Updated: Aug. 24, 8:28 a.m.
A former Hawaii union executive and two of his family members are facing federal corruption charges.
Prosecutors yesterday charged 55-year-old Brian Ahakuelo, ex-business manager of the IBEW Local 1260, with conspiracy, wire fraud, money laundering and embezzlement.
His wife, Marilyn Ahakuelo, 55, and sister-in-law Jennifer Estencion, 52, were charged on similar counts.
According to authorities, between 2011 and 2016, the Ahakuelos conspired to divert funds and property from the electrical workers union for their own personal use.
The indictment also charges Brian Ahakuelo hired family members at inflated salaries.
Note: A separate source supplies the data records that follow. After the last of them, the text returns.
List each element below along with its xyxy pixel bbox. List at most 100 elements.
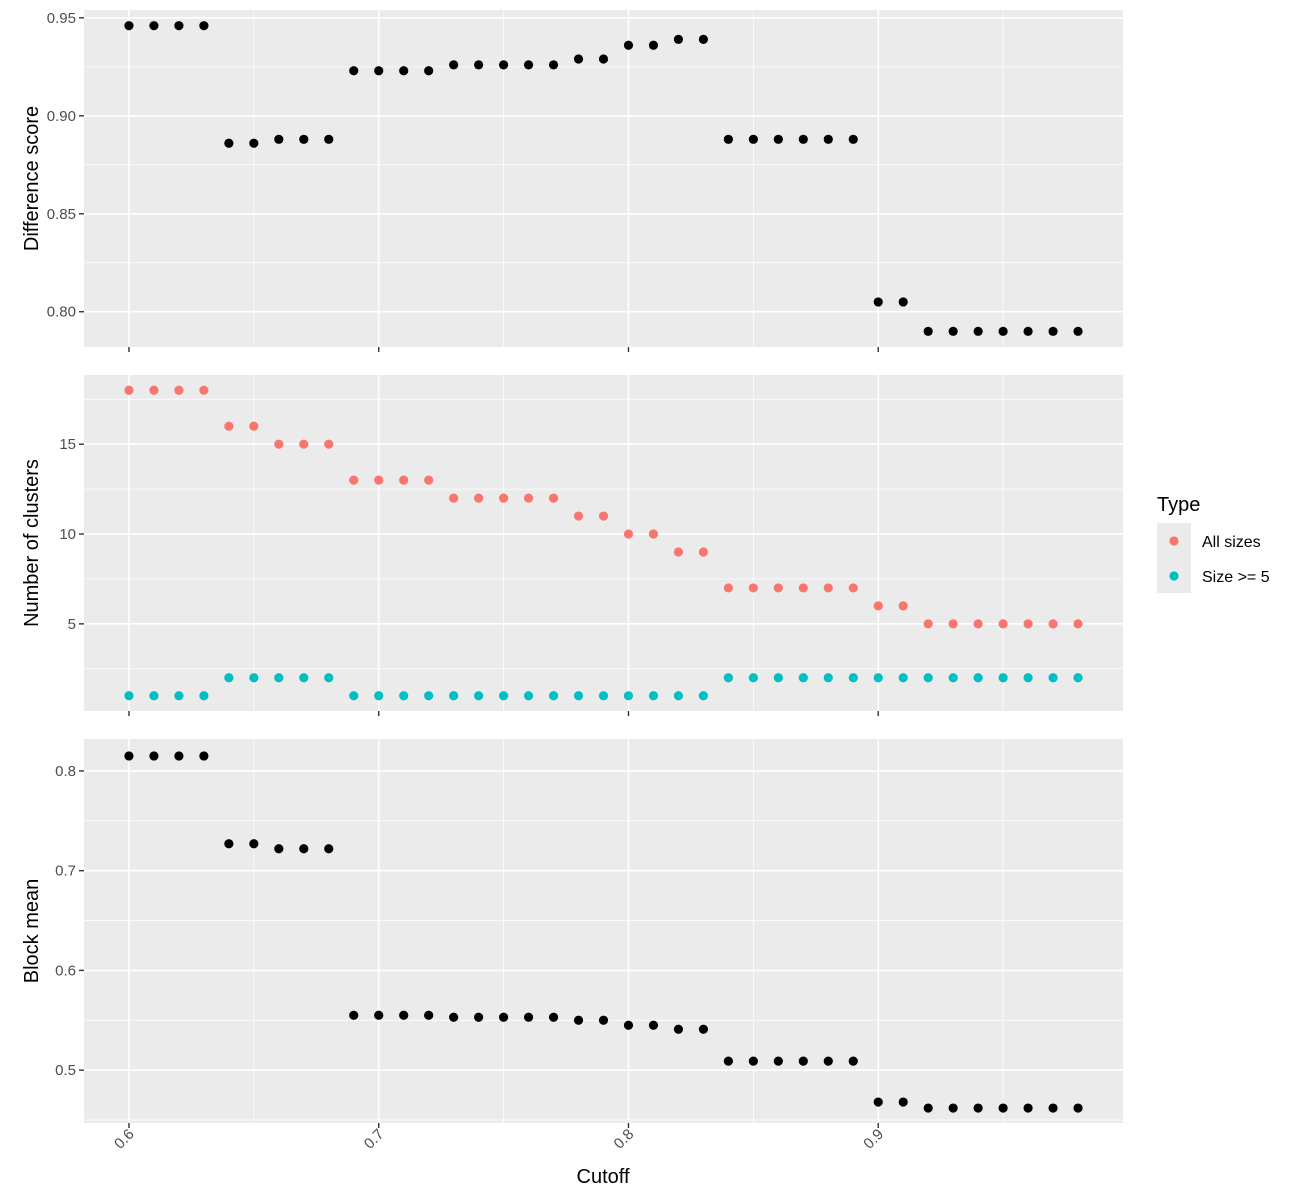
data-point [573,691,584,701]
series-size-5 [124,673,1083,701]
data-point [274,134,284,144]
data-point [848,134,858,144]
data-point [523,691,534,701]
data-point [823,673,833,683]
data-point [149,751,159,761]
x-tick-label: 0.9 [860,1126,887,1153]
data-point [1023,619,1033,629]
data-point [299,844,309,854]
data-point [898,601,908,611]
data-point [648,529,659,539]
data-point [1048,1103,1058,1113]
data-point [973,1103,983,1113]
data-point [948,326,958,336]
data-point [1048,673,1058,683]
data-point [199,691,209,701]
y-tick-label: 0.85 [47,206,76,223]
legend-title: Type [1157,494,1200,516]
data-point [374,1010,384,1020]
data-point [424,1010,434,1020]
data-point [848,583,858,593]
data-point [548,1012,559,1022]
series-0 [124,21,1083,336]
data-point [723,583,733,593]
data-point [149,691,159,701]
data-point [349,66,359,76]
data-point [923,326,933,336]
panel-top: 0.80 0.85 0.90 0.95 Difference score [21,10,1123,352]
data-point [149,385,159,395]
data-point [973,619,983,629]
data-point [399,66,409,76]
data-point [449,1012,459,1022]
x-axis-title: Cutoff [577,1166,630,1188]
data-point [898,673,908,683]
data-point [848,673,858,683]
data-point [498,60,509,70]
data-point [898,297,908,307]
y-tick-label: 10 [59,526,76,543]
data-point [1048,326,1058,336]
data-point [548,60,559,70]
data-point [973,326,983,336]
data-point [374,475,384,485]
data-point [474,60,484,70]
data-point [249,673,259,683]
data-point [174,385,184,395]
data-point [898,1097,908,1107]
data-point [474,493,484,503]
data-point [748,583,758,593]
series-all-sizes [124,385,1083,629]
data-point [249,421,259,431]
legend-item-label: Size >= 5 [1202,569,1270,586]
data-point [673,1024,684,1034]
data-point [873,601,883,611]
data-point [124,751,134,761]
data-point [998,673,1008,683]
panel-bottom: 0.5 0.6 0.7 0.8 Block mean 0.6 0.7 0.8 0.9 [21,739,1123,1153]
data-point [698,34,709,44]
data-point [998,1103,1008,1113]
data-point [498,493,509,503]
data-point [249,138,259,148]
data-point [324,673,334,683]
y-tick-label: 0.90 [47,108,76,125]
data-point [923,673,933,683]
data-point [623,529,634,539]
data-point [673,691,684,701]
y-tick-label: 0.95 [47,10,76,27]
data-point [224,839,234,849]
data-point [723,673,733,683]
data-point [1023,326,1033,336]
data-point [399,1010,409,1020]
data-point [174,751,184,761]
data-point [948,619,958,629]
data-point [424,475,434,485]
data-point [873,1097,883,1107]
data-point [823,583,833,593]
data-point [124,691,134,701]
legend-key-marker [1169,536,1179,546]
data-point [324,844,334,854]
data-point [548,493,559,503]
data-point [748,673,758,683]
data-point [648,1020,659,1030]
data-point [648,691,659,701]
x-tick-label: 0.8 [611,1126,638,1153]
data-point [873,297,883,307]
chart-panels: 0.80 0.85 0.90 0.95 Difference score 5 10 15 Num… [21,10,1123,1153]
data-point [349,475,359,485]
data-point [948,1103,958,1113]
data-point [673,547,684,557]
data-point [424,66,434,76]
data-point [998,326,1008,336]
data-point [1023,673,1033,683]
data-point [324,439,334,449]
data-point [1073,673,1083,683]
data-point [923,619,933,629]
data-point [1048,619,1058,629]
data-point [723,134,733,144]
data-point [798,1056,808,1066]
data-point [449,60,459,70]
data-point [823,134,833,144]
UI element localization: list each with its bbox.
Prosecutors further say he authorized the purchase of a Toyota Tacoma and used union funds for personal travel and dining.
U.S. Attorney Kenji Price also says Ahakuelo rigged a union election when funds ran low.
“Then after running Local 1260’s $700,000 budget surplus down to a $700,000 deficit, defendant Brian Ahakuelo proposed a resolution to raise union dues by around 100%," Price said. "When he didn’t have the votes to get the resolution passed, he and his two co-defendants rigged a union vote to change the results. In particular, they falsified minutes and sign-in sheets from a membership meeting, and prepared fake ballots indicating members voted in favor of the resolution when they actually did not.”
Four other individuals are facing misdemeanor conspiracy charges.
If convicted on all charges against them, the Ahakuelos face decades in prison time.
HPR reached out to Brian Ahakuelo’s attorney, but did not receive an immediate reply.
IBEW issued a statement Saturday saying it welcomed the announcement of an indictment in the case.
"In 2016, upon discovering irregularities in both local union spending and in the procedures surrounding a controversial dues increase, IBEW International President Lonnie R. Stephenson placed Local 1260 under trusteeship and moved to return roughly $3.75 million to Local 1260’s members," the union stated in a news release.
IBEW alerted authorities to potentially criminal behavior by Local 1260 leaders, the union said, and launched an investigation of its own that ended with expulsion of those indicted. Local 1260 is now on "firm financial footing with duly elected officers," IBEW stated.